I found Ragsdale’s most engaging work here to be a departure from his usual impressionistic paintings featuring Gilded Age dames and dudes in period dress – although there were plenty of those.
That is, I found myself drawn to his recent works composed using altered monotype and chine-collé as media. Limberlost 1, which refers to the Limberlost Swamp in Northwestern Indiana, was the setting for the novel A Girl from Limberlost by Gene Stratton-Porter. In this work you can see an abstracted portrait of a woman in a brown dress, beneath a surface that looks impacted by raindrops, as if you’re looking down at a girl floating in a swamp. But maybe that's a kinda downbeat interpretation of this work.
And Kipp Normand’s collages were engaging and instructive about the subject of Indiana history. The most humorous one hands down was “You don’t know….” Which featured a can of Shinola shoeshine among other early 20th century artifacts. The wall text gives a little historical lesson on the origin of a certain expression. Did you know that Shinola was originally manufactured in Indy in the 1930s? I didn’t. I guess I don’t know shit from Shinola.
My next stop was a group show called “Tenuous” in at 1234 Barth Street in Fountain Square. The fact that Ginny Taylor Rosner was exhibiting there was a definite draw for me; most of the work I had seen from her previously had been in the realm of digital photography. One of her favorite subjects was the wind turbine farms just north of Lafayette, IN. (Warning to drivers: DO NOT look at the turbines while driving at night; this can hypnotize you and get you killed.)

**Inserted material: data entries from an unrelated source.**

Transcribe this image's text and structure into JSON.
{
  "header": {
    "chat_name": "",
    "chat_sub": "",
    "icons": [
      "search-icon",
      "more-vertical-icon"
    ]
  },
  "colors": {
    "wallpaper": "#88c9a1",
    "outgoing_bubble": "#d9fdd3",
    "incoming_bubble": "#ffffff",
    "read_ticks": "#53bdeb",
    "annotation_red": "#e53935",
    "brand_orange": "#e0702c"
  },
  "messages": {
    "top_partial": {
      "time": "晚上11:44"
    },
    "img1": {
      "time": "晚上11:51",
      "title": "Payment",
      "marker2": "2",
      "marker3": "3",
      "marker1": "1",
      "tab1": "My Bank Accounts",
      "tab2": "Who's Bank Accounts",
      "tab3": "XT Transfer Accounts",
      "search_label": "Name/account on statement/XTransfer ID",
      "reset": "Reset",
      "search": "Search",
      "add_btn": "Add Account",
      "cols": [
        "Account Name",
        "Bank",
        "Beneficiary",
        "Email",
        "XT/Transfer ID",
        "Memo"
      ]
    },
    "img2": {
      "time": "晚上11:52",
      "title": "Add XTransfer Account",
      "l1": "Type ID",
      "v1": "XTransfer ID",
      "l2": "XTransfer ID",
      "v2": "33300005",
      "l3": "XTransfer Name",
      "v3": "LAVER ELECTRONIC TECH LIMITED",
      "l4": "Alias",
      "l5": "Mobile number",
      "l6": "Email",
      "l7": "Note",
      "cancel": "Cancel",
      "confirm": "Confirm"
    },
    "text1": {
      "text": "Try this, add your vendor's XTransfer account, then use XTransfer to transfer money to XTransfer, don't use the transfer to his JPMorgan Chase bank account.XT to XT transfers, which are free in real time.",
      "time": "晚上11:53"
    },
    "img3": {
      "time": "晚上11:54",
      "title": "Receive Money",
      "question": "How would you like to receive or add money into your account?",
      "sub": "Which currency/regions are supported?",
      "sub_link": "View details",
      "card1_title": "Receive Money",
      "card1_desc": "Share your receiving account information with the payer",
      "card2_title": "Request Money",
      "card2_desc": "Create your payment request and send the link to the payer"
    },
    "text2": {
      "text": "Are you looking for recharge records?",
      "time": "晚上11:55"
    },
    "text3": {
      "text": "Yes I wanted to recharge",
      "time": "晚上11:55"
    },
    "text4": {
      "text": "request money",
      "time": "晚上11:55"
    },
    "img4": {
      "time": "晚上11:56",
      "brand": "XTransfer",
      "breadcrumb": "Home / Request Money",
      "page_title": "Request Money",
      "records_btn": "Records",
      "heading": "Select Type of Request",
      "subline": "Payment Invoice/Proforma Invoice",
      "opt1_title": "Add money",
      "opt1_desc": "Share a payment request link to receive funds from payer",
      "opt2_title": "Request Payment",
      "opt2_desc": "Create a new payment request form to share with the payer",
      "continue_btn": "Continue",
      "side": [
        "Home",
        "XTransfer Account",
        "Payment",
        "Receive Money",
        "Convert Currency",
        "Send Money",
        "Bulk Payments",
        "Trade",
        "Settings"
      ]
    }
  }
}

The centerpiece of Rosner’s exhibit is a 15 foot long series of landscape photographs (each photo measuring 6” by 18” strung together, entitled “Breadth of Memory” featuring the windmill farms and the northern Indiana landscape where Rosner happened to grow up. The photos are printed with swerving parabolas of text, the kinds of thoughts written out that you might think as you’re driving along: “You never told me that you were proud of what I had become….. I didn’t know until after you were gone.”
And many of the photos look like they were shot from the open window of a speeding car. The series of photographs is both backlit and double sided—lit from both sides—viewed in an otherwise dark room.
The video shot of the same landscape—which also appears to have been filmed from a speeding car—is entitled “Autumn Migration,” featuring four different exposures.
Be sure not to miss this one. The hours are Friday-Sunday 1:00 pm to 6:00 pm through June 12. The run time of this one is short but so is life, after all. That is perhaps the inherent in Rosner's work here, inherent in the title of this exhibit.Think of the fact that 200 years isn’t even a scratch in the surface of geologic time. Think that perhaps that one day we will all be the ghosts that our loved ones talk to as they drive towards their destinations wherever they may be.